Having characters review other character’s writing in a book is a bit weird because it means that Maggie Carpenter effectively gets to praise her own writing. When Isobel is proofreading the book her boss gives her, she singles out specific phrases remarking to herself “I love that. Why can’t I think of phrases like that?” Don't worry character-also-written-by-the-same-person, I'm sure you can.

Isobel herself then tries her hand at writing erotica and find she has a natural talent for it. The praising-her-own-writing really goes into overdrive here. Everyone exclaims over Isobel's writing, two men want to seduce her off the back of it and it changes her life completely. Such is the power of writing good kink.

It’s an intriguing story which certainly takes any expectations you might form as you’re reading and turns them on their head.  I felt a bit sorry for the discarded love interest to begin with.
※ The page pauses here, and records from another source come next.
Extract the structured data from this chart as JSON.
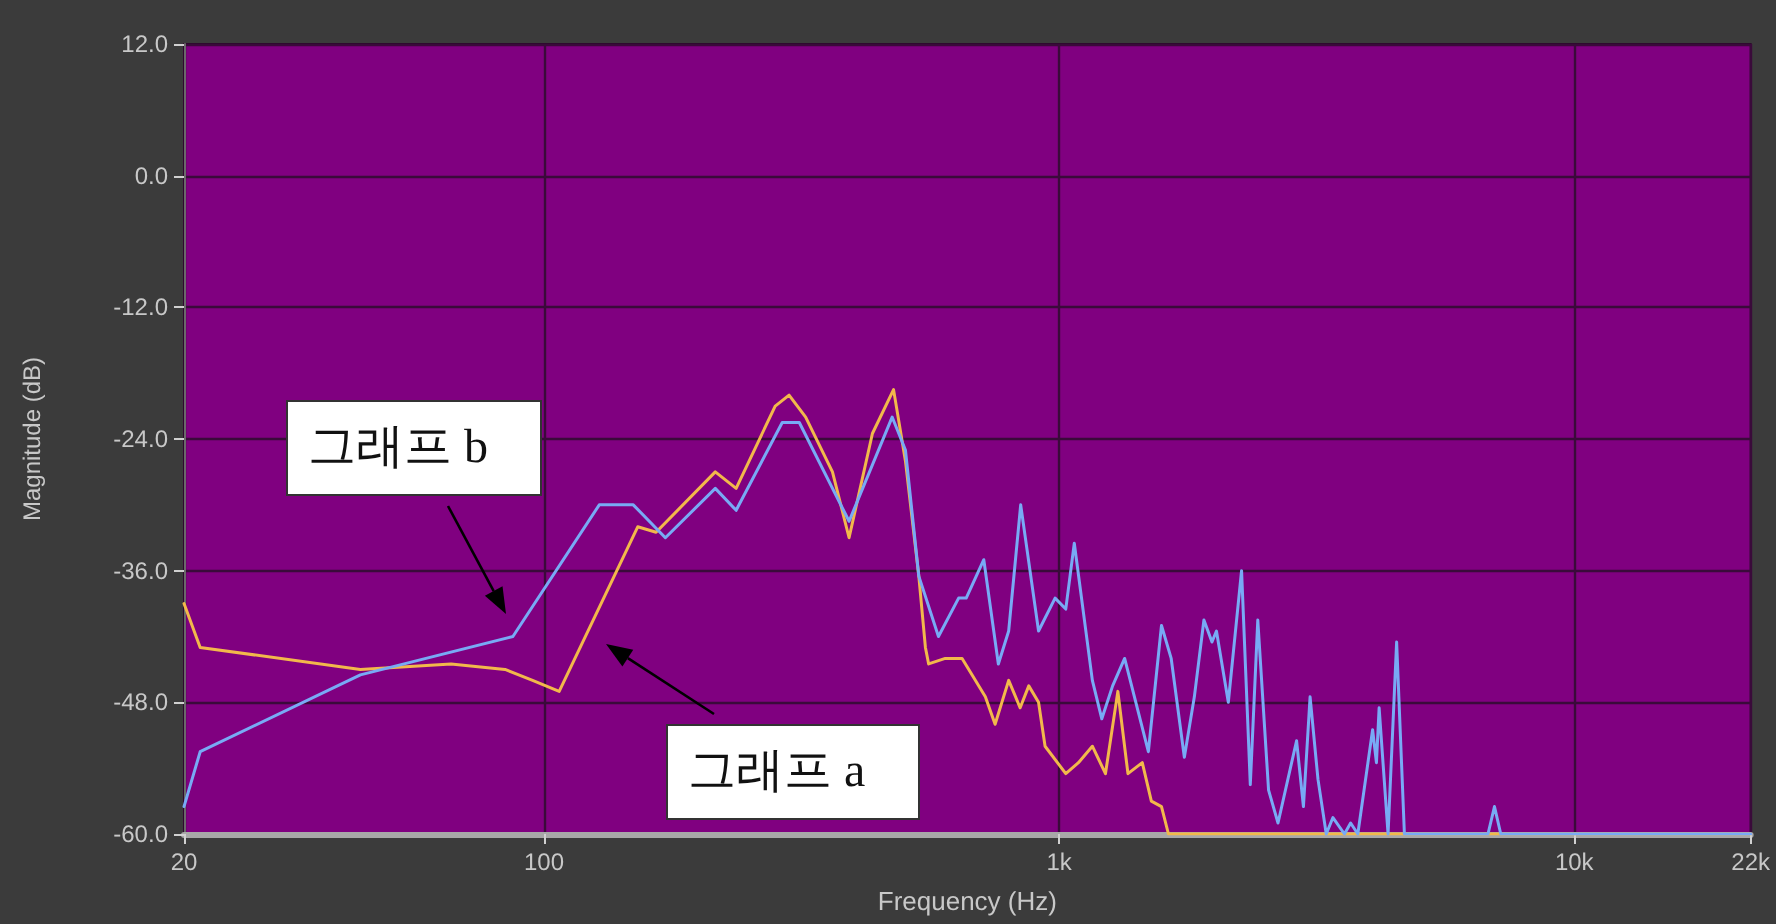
{
  "chart_data": {
    "type": "line",
    "xlabel": "Frequency (Hz)",
    "ylabel": "Magnitude (dB)",
    "log": "x",
    "xlim": [
      20,
      22000
    ],
    "xticks": [
      20,
      100,
      {
        "value": 1000,
        "label": "1k"
      },
      {
        "value": 10000,
        "label": "10k"
      },
      {
        "value": 22000,
        "label": "22k"
      }
    ],
    "ylim": [
      -60,
      12
    ],
    "yticks": [
      {
        "value": 12,
        "label": "12.0"
      },
      {
        "value": 0,
        "label": "0.0"
      },
      {
        "value": -12,
        "label": "-12.0"
      },
      {
        "value": -24,
        "label": "-24.0"
      },
      {
        "value": -36,
        "label": "-36.0"
      },
      {
        "value": -48,
        "label": "-48.0"
      },
      {
        "value": -60,
        "label": "-60.0"
      }
    ],
    "grid": true,
    "series": [
      {
        "name": "그래프 a",
        "color": "#f2b84b",
        "x": [
          20,
          21.5,
          44,
          66,
          84,
          95,
          107,
          152,
          165,
          215,
          236,
          281,
          299,
          322,
          363,
          391,
          434,
          477,
          503,
          534,
          550,
          558,
          601,
          648,
          719,
          751,
          798,
          840,
          873,
          912,
          939,
          1030,
          1090,
          1160,
          1230,
          1300,
          1360,
          1450,
          1510,
          1580,
          1630,
          22000
        ],
        "values": [
          -39,
          -43,
          -45,
          -44.5,
          -45,
          -46,
          -47,
          -32,
          -32.5,
          -27,
          -28.5,
          -21,
          -20,
          -22,
          -27,
          -33,
          -23.5,
          -19.5,
          -26,
          -36.5,
          -43,
          -44.5,
          -44,
          -44,
          -47.5,
          -50,
          -46,
          -48.5,
          -46.5,
          -48,
          -52,
          -54.5,
          -53.5,
          -52,
          -54.5,
          -47,
          -54.5,
          -53.5,
          -57,
          -57.5,
          -60,
          -60
        ]
      },
      {
        "name": "그래프 b",
        "color": "#78aaf5",
        "x": [
          20,
          21.5,
          44,
          87,
          128,
          149,
          172,
          215,
          236,
          290,
          313,
          391,
          474,
          503,
          534,
          583,
          638,
          660,
          714,
          762,
          798,
          842,
          912,
          982,
          1030,
          1070,
          1160,
          1210,
          1270,
          1340,
          1400,
          1490,
          1580,
          1650,
          1750,
          1830,
          1910,
          1980,
          2020,
          2130,
          2260,
          2350,
          2430,
          2550,
          2660,
          2890,
          2980,
          3070,
          3180,
          3300,
          3400,
          3580,
          3680,
          3800,
          4060,
          4130,
          4180,
          4350,
          4520,
          4680,
          6800,
          7000,
          7200,
          22000
        ],
        "values": [
          -57.5,
          -52.5,
          -45.5,
          -42,
          -30,
          -30,
          -33,
          -28.5,
          -30.5,
          -22.5,
          -22.5,
          -31.5,
          -22,
          -25,
          -36.5,
          -42,
          -38.5,
          -38.5,
          -35,
          -44.5,
          -41.5,
          -30,
          -41.5,
          -38.5,
          -39.5,
          -33.5,
          -46,
          -49.5,
          -46.5,
          -44,
          -47.5,
          -52.5,
          -41,
          -44,
          -53,
          -47.5,
          -40.5,
          -42.5,
          -41.5,
          -48,
          -36,
          -55.5,
          -40.5,
          -56,
          -59,
          -51.5,
          -57.5,
          -47.5,
          -55,
          -60,
          -58.5,
          -60,
          -59,
          -60,
          -50.5,
          -53.5,
          -48.5,
          -60,
          -42.5,
          -60,
          -60,
          -57.5,
          -60,
          -60
        ]
      }
    ]
  }
}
So he’s not into commitment? Lots of dom-y types say that. It just takes the love of a good woman to sort them out. Just ask Christian Grey. Luckily Isobel’s rejected suitor completely blows it later on and I didn’t have to feel sorry for him anymore.

This is an excellently written book only made slightly weird by having characters flat-out tell you how excellently written parts of it are. Although, interestingly, nobody comments on the line “as my joyous dick slithers home” which appears in one of the character's manuscripts. I really don’t like the idea of penises slithering. Apart from sounding way too much like it's acting independently of its owner, that’s entirely the wrong movement a penis to be making. And it’s definitely worse if it's doing it joyously.

Pictured: Joyousness

Joyous slithering penises aside, (and God, you have no idea how many sentences I have to begin like that), this was an engrossing story. It was the last book I read in the School’s In Session collection and provided a surprising finale to a wonderfully satisfying box set.


  1. Etta thank you so much for the fabulous review! As usual, your reviews are funny and entertaining in addition to informative! And I love that you tagged this story with joyous slithering penises and I'm also thinking about writing that spanking of miners book you mentioned....

  2. Thanks so much for taking the time to read and review all of us!